Westerlund v. Rothschild

53 Wash. 626 | Wash. | 1909

Morris, J.

Appellants are stevedores and employed respondent, with several others, in loading a vessel with piling. The pile was lifted by a cable with attached hooks, and placed in the hold of the ship, where it was respondent’s work to place it in proper position and, when so placed, to detach the hooks. When the hooks were released and plaintiff had assumed a position of safety, a signal would be given by one *627called a side-runner, to a signalman, who in turn signaled to the engineer in charge of the engine, which was outside of the ship and on a scow, neither it nor the engineer being within sight or hearing of respondent; the cable carrying the piling running from a scow upon which the piles were loaded, up through a porthole, and then down into the hold of the ship. While plaintiff was bending over a pile, in the act of detaching the hooks, the engine suddenly started the cable, jerking the pile up to the deck and carrying plaintiff along with it, catching him between the pile and the deck, and inflicting the injuries complained of. The negligence alleged was in the movement of the cable while plaintiff was in a position of danger. The defense was negligence of fellow servants. Trial being had, a verdict was returned for plaintiff, and upon entry of judgment, defendants appeal.

The errors complained of are many, but they principally relate to appellants’ contention that the injury was caused through the negligence of fellow servants, in the various ways in which appellants presented the question to the court.

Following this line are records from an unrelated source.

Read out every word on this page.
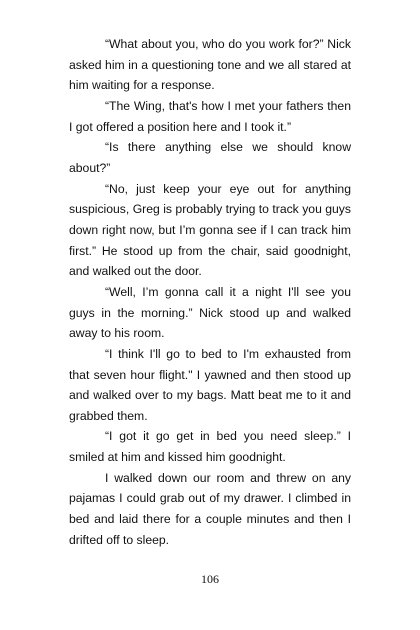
“What about you, who do you work for?” Nick asked him in a questioning tone and we all stared at him waiting for a response.

“The Wing, that's how I met your fathers then I got offered a position here and I took it.”

“Is there anything else we should know about?”

“No, just keep your eye out for anything suspicious, Greg is probably trying to track you guys down right now, but I’m gonna see if I can track him first.” He stood up from the chair, said goodnight, and walked out the door.

“Well, I’m gonna call it a night I'll see you guys in the morning.” Nick stood up and walked away to his room.

“I think I'll go to bed to I'm exhausted from that seven hour flight." I yawned and then stood up and walked over to my bags. Matt beat me to it and grabbed them.

“I got it go get in bed you need sleep.” I smiled at him and kissed him goodnight.

I walked down our room and threw on any pajamas I could grab out of my drawer. I climbed in bed and laid there for a couple minutes and then I drifted off to sleep.

106
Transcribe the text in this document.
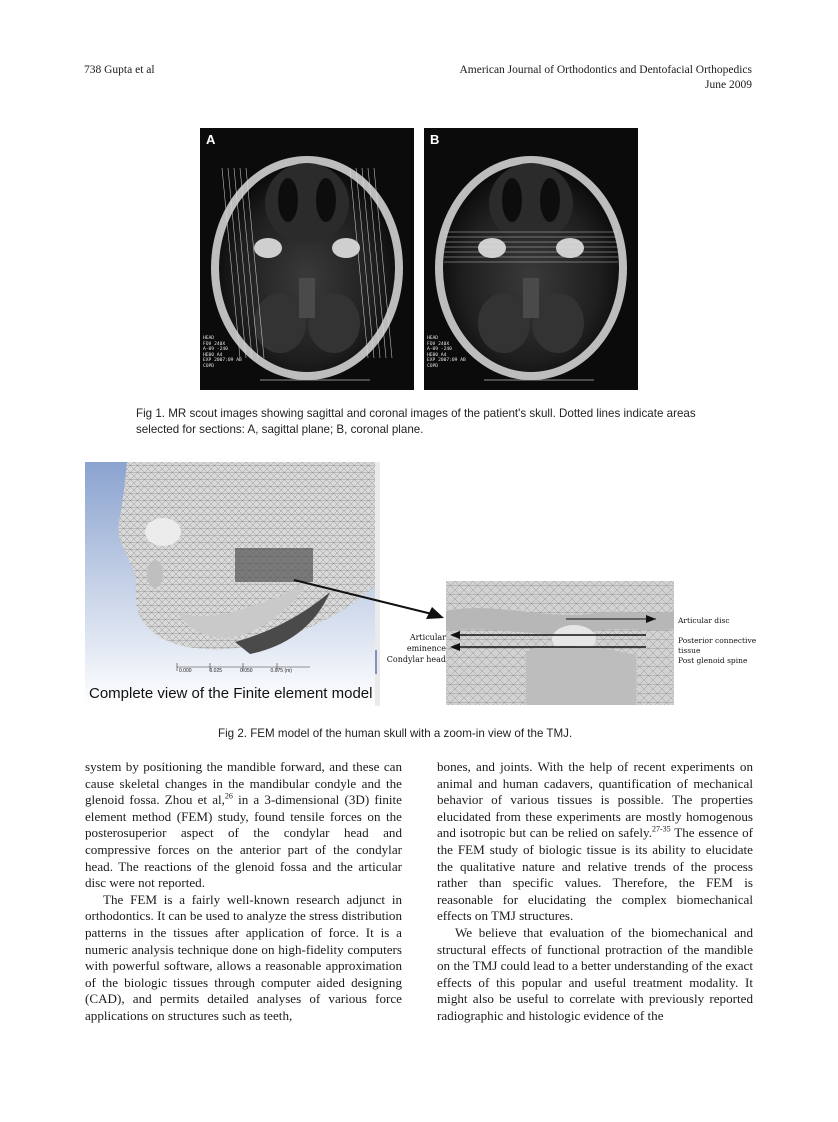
738 Gupta et al	American Journal of Orthodontics and Dentofacial Orthopedics
June 2009
A
HEAD
FOV 240X
A-09 -240
HE00 A4
EXP 2007:09 AB
COPD
B
HEAD
FOV 240X
A-09 -240
HE00 A4
EXP 2007:09 AB
COPD
Fig 1. MR scout images showing sagittal and coronal images of the patient's skull. Dotted lines indicate areas selected for sections: A, sagittal plane; B, coronal plane.
0.000	0.025	0.050	0.075 (m)
Complete view of the Finite element model
Articular eminence
Condylar head
Articular disc
Posterior connective tissue
Post glenoid spine
Fig 2. FEM model of the human skull with a zoom-in view of the TMJ.

system by positioning the mandible forward, and these can cause skeletal changes in the mandibular condyle and the glenoid fossa. Zhou et al,$^{26}$ in a 3-dimensional (3D) finite element method (FEM) study, found tensile forces on the posterosuperior aspect of the condylar head and compressive forces on the anterior part of the condylar head. The reactions of the glenoid fossa and the articular disc were not reported.

The FEM is a fairly well-known research adjunct in orthodontics. It can be used to analyze the stress distribution patterns in the tissues after application of force. It is a numeric analysis technique done on high-fidelity computers with powerful software, allows a reasonable approximation of the biologic tissues through computer aided designing (CAD), and permits detailed analyses of various force applications on structures such as teeth,

bones, and joints. With the help of recent experiments on animal and human cadavers, quantification of mechanical behavior of various tissues is possible. The properties elucidated from these experiments are mostly homogenous and isotropic but can be relied on safely.$^{27-35}$ The essence of the FEM study of biologic tissue is its ability to elucidate the qualitative nature and relative trends of the process rather than specific values. Therefore, the FEM is reasonable for elucidating the complex biomechanical effects on TMJ structures.

We believe that evaluation of the biomechanical and structural effects of functional protraction of the mandible on the TMJ could lead to a better understanding of the exact effects of this popular and useful treatment modality. It might also be useful to correlate with previously reported radiographic and histologic evidence of the
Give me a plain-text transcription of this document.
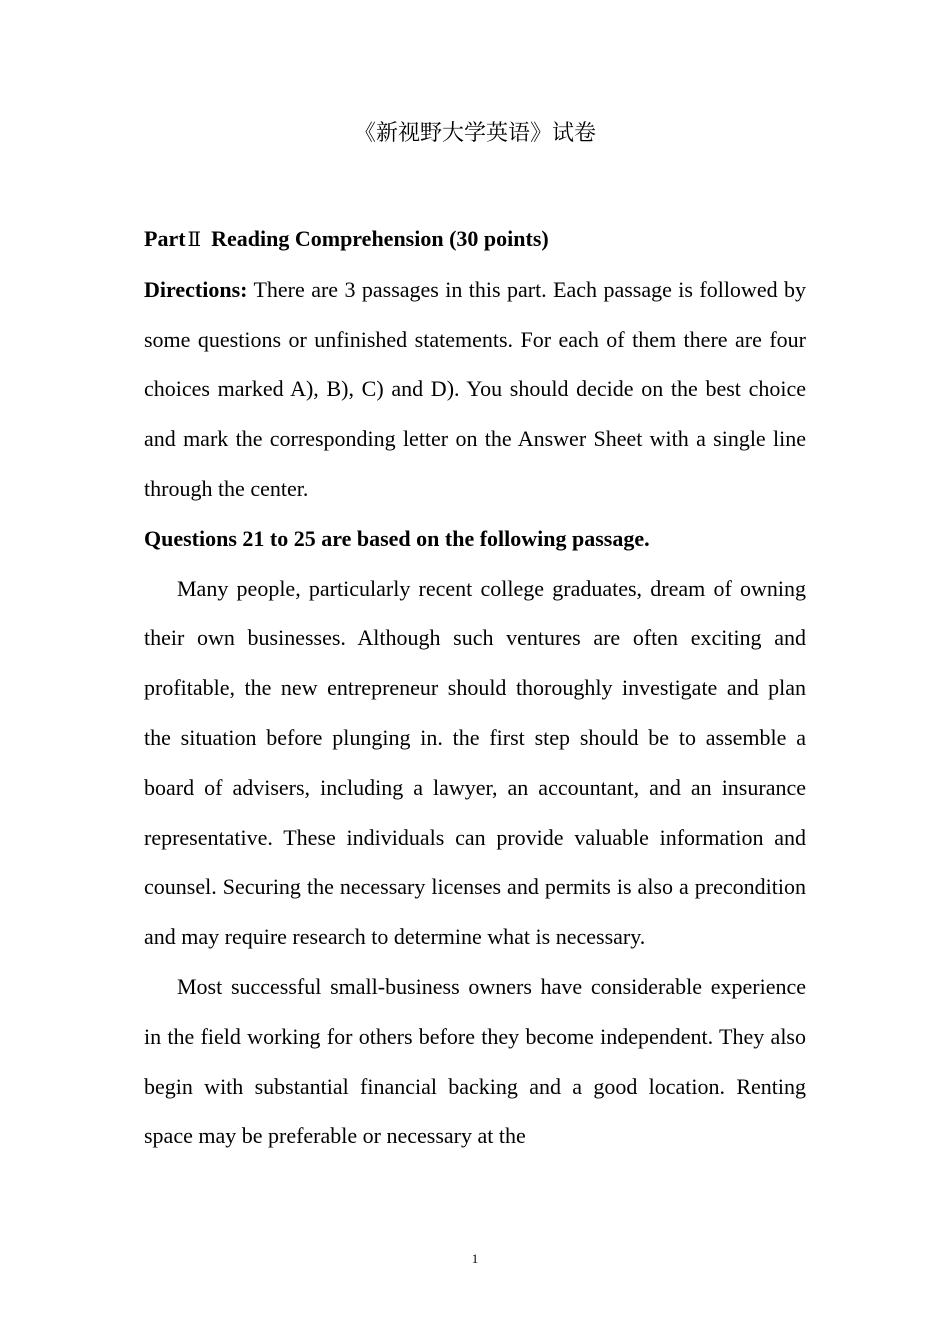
《新视野大学英语》试卷

Part Ⅱ Reading Comprehension (30 points)

Directions: There are 3 passages in this part. Each passage is followed by some questions or unfinished statements. For each of them there are four choices marked A), B), C) and D). You should decide on the best choice and mark the corresponding letter on the Answer Sheet with a single line through the center.

Questions 21 to 25 are based on the following passage.

Many people, particularly recent college graduates, dream of owning their own businesses. Although such ventures are often exciting and profitable, the new entrepreneur should thoroughly investigate and plan the situation before plunging in. the first step should be to assemble a board of advisers, including a lawyer, an accountant, and an insurance representative. These individuals can provide valuable information and counsel. Securing the necessary licenses and permits is also a precondition and may require research to determine what is necessary.

Most successful small-business owners have considerable experience in the field working for others before they become independent. They also begin with substantial financial backing and a good location. Renting space may be preferable or necessary at the

1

It was the duty of appellants to furnish respondent with a reasonably safe place in which to work, and to keep that place reasonably safe during the progress of the work. This duty was not confined alone to the place where respondent performed his work, but was extended to all the instrumentalities, machinery, and appliances which from the nature of the work directly affected the safety of the place. Such, then, being, the duty of the appellants, failure to properly control the movement of the cable, by giving wrong signals or acting without signals, while respondent was in a position of danger, was negligence, irrespective of the men or means employed for that purpose. Being a duty imposed by law upon the appellants, such duty could not be delegated to others, whether coemployees of respondent or not, so as to relieve appellants from liability for their failure to properly perform this duty. McDonough v. Great Northern R. Co., 15 Wash. 244, 46 Pac. 334. The person selected by appel*628lants to give the signals controlling the- proper movement of. the cable was, in giving such signal, .performing the appellants’ duty, and his negligence, if any, was the negligence of appellants. Sroufe v. Moran Bros. Co., 28 Wash. 381, 68 Pac. 896, 92 Am. St. 847, 58 L. R. A. 313. The doctrine of the above cases has been so frequently announced by this court that it would seem to be no longer an open question in this state, and the citation of concurring cases, without further review, is sufficient. Conine v. Olympia Logging Co., 36 Wash. 345, 78 Pac. 932; O'Brien v. Page Lumber Co., 39 Wash. 537, 82 Pac. 114; Dossett v. St. Paul & Tacoma Lumber Co., 40 Wash. 276, 82 Pac. 273; Comrade v. Atlas Lumber & Shingle Co., 44 Wash. 470, 87 Pac. 517; Eidner v. Three Lakes Lumber Co., 45 Wash. 323, 88 Pac. 326; Maloney v. Stetson & Post Mill Co., 46 Wash. 645, 90 Pac. 1046.

The evidence is not clear as to whether the signalman gave-the wrong signal to the engineer, or whether the engineer-started the engine without a signal. Each of these men seeks to exonerate himself by saying, the one that he gave the proper signal; the other that he started the engine only upon, and when directed by, proper signal from the signalman. But there was sufficient evidence to justify the verdict upon the belief that the wrong signal was given. This seems to be the contention here, appellants contending that the signal-, man was a fellow servant, while respondent contends the case falls within the rule announced in the above cited cases.

Complaint is also made of certain instructions. What has. been previously said disposes of the questions thus raised. The instructions properly stated the law applicable to the case, and we find no error in them.

Error is predicated upon the court’s refusal to permit appellants to show that the men working with respondent had been in their employ for some time and were competent and careful men. We find no error in this ruling. The general character of the men in this respect was not an issue. The *629only question properly in the case upon this feature was to determine whether there was negligence causing respondent’s injury for which his employers were answerable; and, if so, it was immaterial that this negligence was that of men generally prudent, careful, and competent to do the work assigned them.

The judgment is affirmed.

Rudkin, C. J., Gose, Fullerton, and Chadwick, JJ., concur.